L'image égyptienne décrit-elle une réalité objective ?
La réponse est non : elle part d'une réalité apparente qu'elle mène peu à peu vers une réalité spirituelle qui elle, justement, n'est pas objective mais élaborée selon des données complexes s'appuyant souvent sur un système de références inédites.
Regardez ce petit relief qui se trouve dans le temple d'Edfou.
Prenez quelques minutes pour l'examiner et écrire une ou plusieurs phrases qu'il vous inspire.
Pour celui qui connaît un peu le mythe osirien, l'image est facile à lire.
Nous sommes face à une créature horienne en train d'occire une créature séthienne incarnée par un saurien.
Ce type d'image pose d'autres questions.
Quelqu'un qui ignorerait tout de l'histoire osirienne peut-il entrer dans cette icône, peut-il la lire et la comprendre ?
Il faudrait faire l'expérience de la montrer à un enfant ne sachant rien de l'Egypte pharaonique.
En tout cas, l'image n'est pas innocente et ne peut que susciter des réactions, des commentaires, elle est impossible à lire à un niveau superficiel.
Il peut se manifester un sentiment d'inquiétude, de trouble, voire de peur face à un acte de violence.
Autre question : pourquoi est-elle troublante, même pour un fin connaisseur de l'iconographie égyptienne ?
Le trouble vient de la créature horienne qui est l'étonnant mélange d'un corps humain intimement mêlé à celui d'un faucon. Jambes, ventre et bras humains, tête, torse et dos de faucon dans un ensemble parfaitement équilibré.
Rien à voir avec l'image classique d'un netjer anthropomorphe portant un masque d'animal.
C'est un Mixte composé d'éléments hétérogènes qui, dans un autre contexte, pourrait se situer à la limite du monstrueux.
Une fusion est en train de s'opérer sous nos yeux. Un humain combattant se métamorphose en faucon horien, un humain se transforme en dieu.

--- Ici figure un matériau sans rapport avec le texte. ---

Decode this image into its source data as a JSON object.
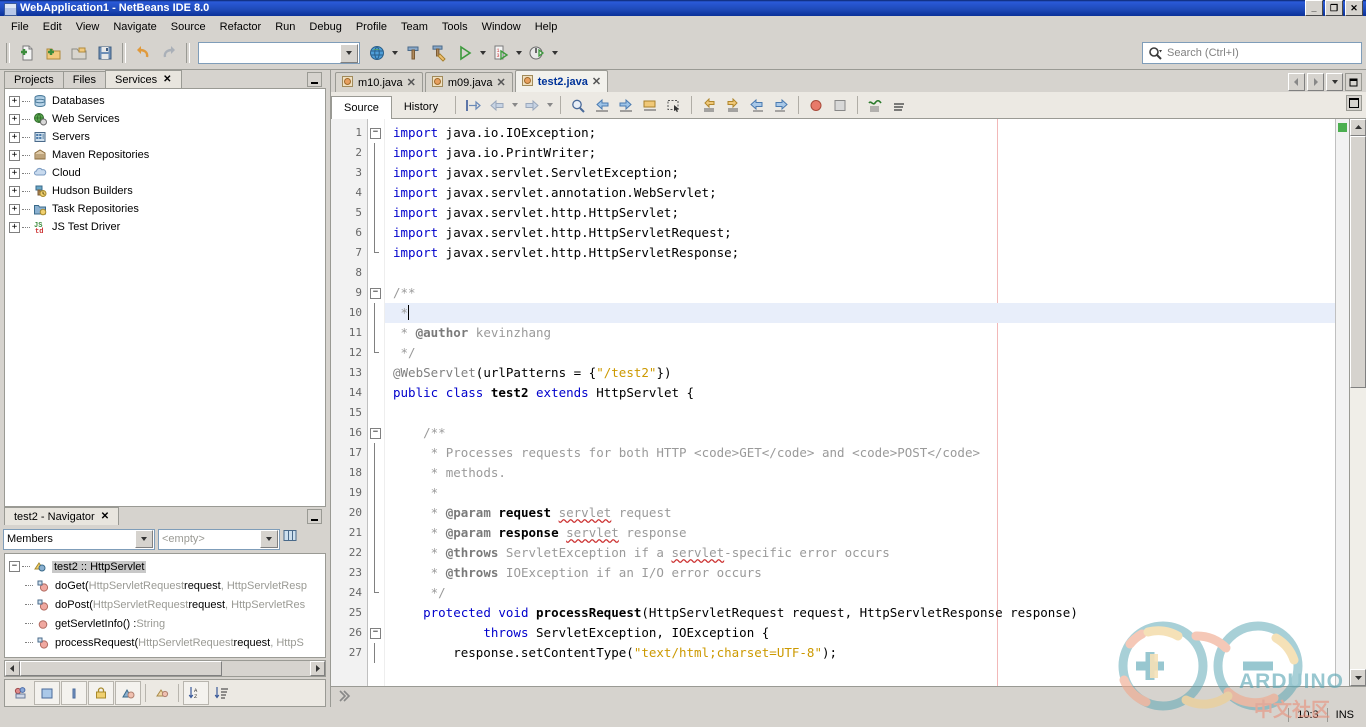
{
  "window": {
    "title": "WebApplication1 - NetBeans IDE 8.0",
    "icon": "netbeans-cube-icon",
    "minimize": "_",
    "maximize": "❐",
    "close": "✕"
  },
  "menubar": {
    "items": [
      {
        "label": "File"
      },
      {
        "label": "Edit"
      },
      {
        "label": "View"
      },
      {
        "label": "Navigate"
      },
      {
        "label": "Source"
      },
      {
        "label": "Refactor"
      },
      {
        "label": "Run"
      },
      {
        "label": "Debug"
      },
      {
        "label": "Profile"
      },
      {
        "label": "Team"
      },
      {
        "label": "Tools"
      },
      {
        "label": "Window"
      },
      {
        "label": "Help"
      }
    ]
  },
  "toolbar": {
    "buttons": [
      {
        "name": "new-file-icon",
        "title": "New File"
      },
      {
        "name": "new-project-icon",
        "title": "New Project"
      },
      {
        "name": "open-project-icon",
        "title": "Open Project"
      },
      {
        "name": "save-all-icon",
        "title": "Save All"
      },
      {
        "name": "undo-icon",
        "title": "Undo"
      },
      {
        "name": "redo-icon",
        "title": "Redo"
      },
      {
        "name": "globe-icon",
        "title": "Deploy"
      },
      {
        "name": "build-hammer-icon",
        "title": "Build Project"
      },
      {
        "name": "clean-build-icon",
        "title": "Clean and Build Project"
      },
      {
        "name": "run-project-icon",
        "title": "Run Project"
      },
      {
        "name": "debug-project-icon",
        "title": "Debug Project"
      },
      {
        "name": "profile-project-icon",
        "title": "Profile Project"
      }
    ],
    "config_combo": {
      "value": "",
      "placeholder": ""
    }
  },
  "search": {
    "placeholder": "Search (Ctrl+I)",
    "value": "",
    "icon": "search-icon"
  },
  "explorer": {
    "tabs": [
      {
        "label": "Projects",
        "active": false,
        "closable": false
      },
      {
        "label": "Files",
        "active": false,
        "closable": false
      },
      {
        "label": "Services",
        "active": true,
        "closable": true
      }
    ],
    "close_glyph": "✕",
    "tree": [
      {
        "label": "Databases",
        "icon": "database-icon",
        "expander": "+"
      },
      {
        "label": "Web Services",
        "icon": "web-services-icon",
        "expander": "+"
      },
      {
        "label": "Servers",
        "icon": "servers-icon",
        "expander": "+"
      },
      {
        "label": "Maven Repositories",
        "icon": "maven-icon",
        "expander": "+"
      },
      {
        "label": "Cloud",
        "icon": "cloud-icon",
        "expander": "+"
      },
      {
        "label": "Hudson Builders",
        "icon": "hudson-icon",
        "expander": "+"
      },
      {
        "label": "Task Repositories",
        "icon": "task-repo-icon",
        "expander": "+"
      },
      {
        "label": "JS Test Driver",
        "icon": "js-test-driver-icon",
        "expander": "+"
      }
    ]
  },
  "navigator": {
    "tab_label": "test2 - Navigator",
    "close_glyph": "✕",
    "filter_select": {
      "value": "Members",
      "arrow": "▼"
    },
    "scope_select": {
      "value": "<empty>",
      "arrow": "▼"
    },
    "view_icon": "view-columns-icon",
    "root": {
      "label": "test2 :: HttpServlet",
      "icon": "class-icon",
      "expander": "−"
    },
    "members": [
      {
        "name": "doGet",
        "signature_pre": "doGet(",
        "arg1_type": "HttpServletRequest",
        "arg1_name": " request",
        "rest": ", HttpServletResp",
        "icon": "method-protected-icon"
      },
      {
        "name": "doPost",
        "signature_pre": "doPost(",
        "arg1_type": "HttpServletRequest",
        "arg1_name": " request",
        "rest": ", HttpServletRes",
        "icon": "method-protected-icon"
      },
      {
        "name": "getServletInfo",
        "signature_pre": "getServletInfo() : ",
        "arg1_type": "String",
        "arg1_name": "",
        "rest": "",
        "icon": "method-public-icon"
      },
      {
        "name": "processRequest",
        "signature_pre": "processRequest(",
        "arg1_type": "HttpServletRequest",
        "arg1_name": " request",
        "rest": ", HttpS",
        "icon": "method-protected-icon"
      }
    ],
    "bottom_toolbar": [
      {
        "name": "filter-members-icon"
      },
      {
        "name": "show-fields-icon"
      },
      {
        "name": "show-constructors-icon"
      },
      {
        "name": "show-non-public-icon"
      },
      {
        "name": "show-static-icon"
      },
      {
        "name": "show-inherited-icon"
      },
      {
        "name": "sort-alphabetically-icon"
      },
      {
        "name": "sort-by-source-icon"
      }
    ]
  },
  "editor": {
    "tabs": [
      {
        "label": "m10.java",
        "active": false,
        "icon": "java-file-icon",
        "close": "✕"
      },
      {
        "label": "m09.java",
        "active": false,
        "icon": "java-file-icon",
        "close": "✕"
      },
      {
        "label": "test2.java",
        "active": true,
        "icon": "java-file-icon",
        "close": "✕"
      }
    ],
    "tab_nav": {
      "prev": "◀",
      "next": "▶",
      "list": "▼",
      "maximize": "maximize-icon"
    },
    "view_tabs": [
      {
        "label": "Source",
        "active": true
      },
      {
        "label": "History",
        "active": false
      }
    ],
    "toolbar_buttons": [
      {
        "name": "last-edit-icon"
      },
      {
        "name": "back-icon"
      },
      {
        "name": "forward-icon"
      },
      {
        "name": "find-selection-icon"
      },
      {
        "name": "previous-bookmark-icon"
      },
      {
        "name": "next-bookmark-icon"
      },
      {
        "name": "toggle-bookmark-icon"
      },
      {
        "name": "toggle-rectangular-selection-icon"
      },
      {
        "name": "previous-error-icon"
      },
      {
        "name": "next-error-icon"
      },
      {
        "name": "shift-left-icon"
      },
      {
        "name": "shift-right-icon"
      },
      {
        "name": "start-macro-recording-icon"
      },
      {
        "name": "stop-macro-recording-icon"
      },
      {
        "name": "comment-icon"
      },
      {
        "name": "uncomment-icon"
      }
    ],
    "breadcrumb": "",
    "breadcrumb_icon": "chevron-right-icon",
    "error_stripe_status": "ok",
    "lines": [
      {
        "n": 1,
        "fold": "box-minus",
        "html": "<span class=\"k\">import</span> java.io.IOException;"
      },
      {
        "n": 2,
        "fold": "line",
        "html": "<span class=\"k\">import</span> java.io.PrintWriter;"
      },
      {
        "n": 3,
        "fold": "line",
        "html": "<span class=\"k\">import</span> javax.servlet.ServletException;"
      },
      {
        "n": 4,
        "fold": "line",
        "html": "<span class=\"k\">import</span> javax.servlet.annotation.WebServlet;"
      },
      {
        "n": 5,
        "fold": "line",
        "html": "<span class=\"k\">import</span> javax.servlet.http.HttpServlet;"
      },
      {
        "n": 6,
        "fold": "line",
        "html": "<span class=\"k\">import</span> javax.servlet.http.HttpServletRequest;"
      },
      {
        "n": 7,
        "fold": "end",
        "html": "<span class=\"k\">import</span> javax.servlet.http.HttpServletResponse;"
      },
      {
        "n": 8,
        "fold": "",
        "html": ""
      },
      {
        "n": 9,
        "fold": "box-minus",
        "html": "<span class=\"cm\">/**</span>"
      },
      {
        "n": 10,
        "fold": "line",
        "html": " <span class=\"cm\">*</span><span class=\"cursor\"></span>",
        "highlight": true
      },
      {
        "n": 11,
        "fold": "line",
        "html": " <span class=\"cm\">* </span><span class=\"cmb\">@author</span><span class=\"cm\"> kevinzhang</span>"
      },
      {
        "n": 12,
        "fold": "end",
        "html": " <span class=\"cm\">*/</span>"
      },
      {
        "n": 13,
        "fold": "",
        "html": "<span class=\"an\">@WebServlet</span>(urlPatterns = {<span class=\"st\">\"/test2\"</span>})"
      },
      {
        "n": 14,
        "fold": "",
        "html": "<span class=\"k\">public</span> <span class=\"k\">class</span> <span class=\"kb\">test2</span> <span class=\"k\">extends</span> HttpServlet {"
      },
      {
        "n": 15,
        "fold": "",
        "html": ""
      },
      {
        "n": 16,
        "fold": "box-minus",
        "html": "    <span class=\"cm\">/**</span>"
      },
      {
        "n": 17,
        "fold": "line",
        "html": "     <span class=\"cm\">* Processes requests for both HTTP &lt;code&gt;GET&lt;/code&gt; and &lt;code&gt;POST&lt;/code&gt;</span>"
      },
      {
        "n": 18,
        "fold": "line",
        "html": "     <span class=\"cm\">* methods.</span>"
      },
      {
        "n": 19,
        "fold": "line",
        "html": "     <span class=\"cm\">*</span>"
      },
      {
        "n": 20,
        "fold": "line",
        "html": "     <span class=\"cm\">* </span><span class=\"cmb\">@param</span> <span class=\"kb\">request</span> <span class=\"cm sp\">servlet</span><span class=\"cm\"> request</span>"
      },
      {
        "n": 21,
        "fold": "line",
        "html": "     <span class=\"cm\">* </span><span class=\"cmb\">@param</span> <span class=\"kb\">response</span> <span class=\"cm sp\">servlet</span><span class=\"cm\"> response</span>"
      },
      {
        "n": 22,
        "fold": "line",
        "html": "     <span class=\"cm\">* </span><span class=\"cmb\">@throws</span><span class=\"cm\"> ServletException if a </span><span class=\"cm sp\">servlet</span><span class=\"cm\">-specific error occurs</span>"
      },
      {
        "n": 23,
        "fold": "line",
        "html": "     <span class=\"cm\">* </span><span class=\"cmb\">@throws</span><span class=\"cm\"> IOException if an I/O error occurs</span>"
      },
      {
        "n": 24,
        "fold": "end",
        "html": "     <span class=\"cm\">*/</span>"
      },
      {
        "n": 25,
        "fold": "",
        "html": "    <span class=\"k\">protected</span> <span class=\"k\">void</span> <span class=\"kb\">processRequest</span>(HttpServletRequest request, HttpServletResponse response)"
      },
      {
        "n": 26,
        "fold": "box-minus",
        "html": "            <span class=\"k\">throws</span> ServletException, IOException {"
      },
      {
        "n": 27,
        "fold": "line",
        "html": "        response.setContentType(<span class=\"st\">\"text/html;charset=UTF-8\"</span>);"
      }
    ]
  },
  "statusbar": {
    "cursor_position": "10:3",
    "insert_mode": "INS"
  },
  "watermark": {
    "brand": "ARDUINO",
    "subtitle": "中文社区"
  }
}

Ce type d'image est très chamanique. Sous nos yeux un homme en transe devient un Esprit ailé.
Quel est le moteur de cette métamorphose qui donne à l'image sa dynamique ?
C'est bien sûr le combat nettement suggéré par le couteau disproportionné qui est planté dans la tête du crocodile.
Pour les artistes Egyptiens, le non respect des proportions normatives est un puissant indicateur de sens.
Ici, le couteau a la même taille que celui qui en use.
Il est impossible de ne pas le voir, de l'ignorer, de ne pas le prendre en compte dans la lecture de l'image.
L'image, avec une étonnante économie de moyens, expose la problématique des antagonismes essentiels.
Alors surgit une autre question : qui est ce combattant et qui est l'ennemi qu'il affronte ?
Un Mixte peut être composé d'éléments hétérogènes mais aussi homogènes. Il est composé d'un oiseau, d'un humain et d'un saurien.
Nous avons bien parlé de cette image comme celle d'un Mixte. Or, dans l'Art de Thot-Hermès, on dit que l'opérateur tue le Mixte et ensuite lui rend la vie.
L' image illustre parfaitement cette opération chymique.
Nous avons isolé les indicateurs du meurtre mais où est celui de la vie ?
Dans la croix Ankh que notre Mixte tient dans son autre main.
Il tue et il donne la vie ou, tout au moins, une forme de vie supérieure d'essence horienne. Vous ne serez pas étonnés d'apprendre que cette icône est purement shemsou et qu'elle dépasse le cadre du mythe osirien pour descendre en nous à des profondeurs insoupçonnées.
Nous sommes à la fois l'oiseau, l'homme et le saurien. Nous pouvons tous donner la vie et la mort.
Ce qui me trouble, dans cette image, c'est ce "couteau" généralement représenté oblique. Là il est tenu verticalement comme un piquet d'amarrage et ressemble beaucoup au piquet d'amarrage. Oupouaout
Extrêmement novice, je n'avais pas discerné le crocodile, ni eu l'atome d'une analyse.
Je me permets de faire part d'un ressenti spontané: j'ai vu la concentration créatrice du sculpteur, du fondeur, de l'alchimiste, d'un artisan... dans sa puissance, sa volonté d'aboutir, de faire surgir un "in-créé", quitte à utiliser par la "destruction".
C'est bien ici, que je reconnais la valeur des séminaires auxquels nous avons participer prendre toutes leurs valeurs avec René Lachaud. Particulièrement, celui consacré au déchiffrages des icônes présentes notamment dans les sites que nous avons parcourus.
Parcourir l'Egypte nécessite un regard perspicace du patient voyageur, chercheur de vérité, pour entrer en communication avec la pensée égyptienne, tant qu'elle puisse être possible pour le commun.
Merci ! Au plaisir de déambuler, encore un jour., en Kemet au gré des vents divins.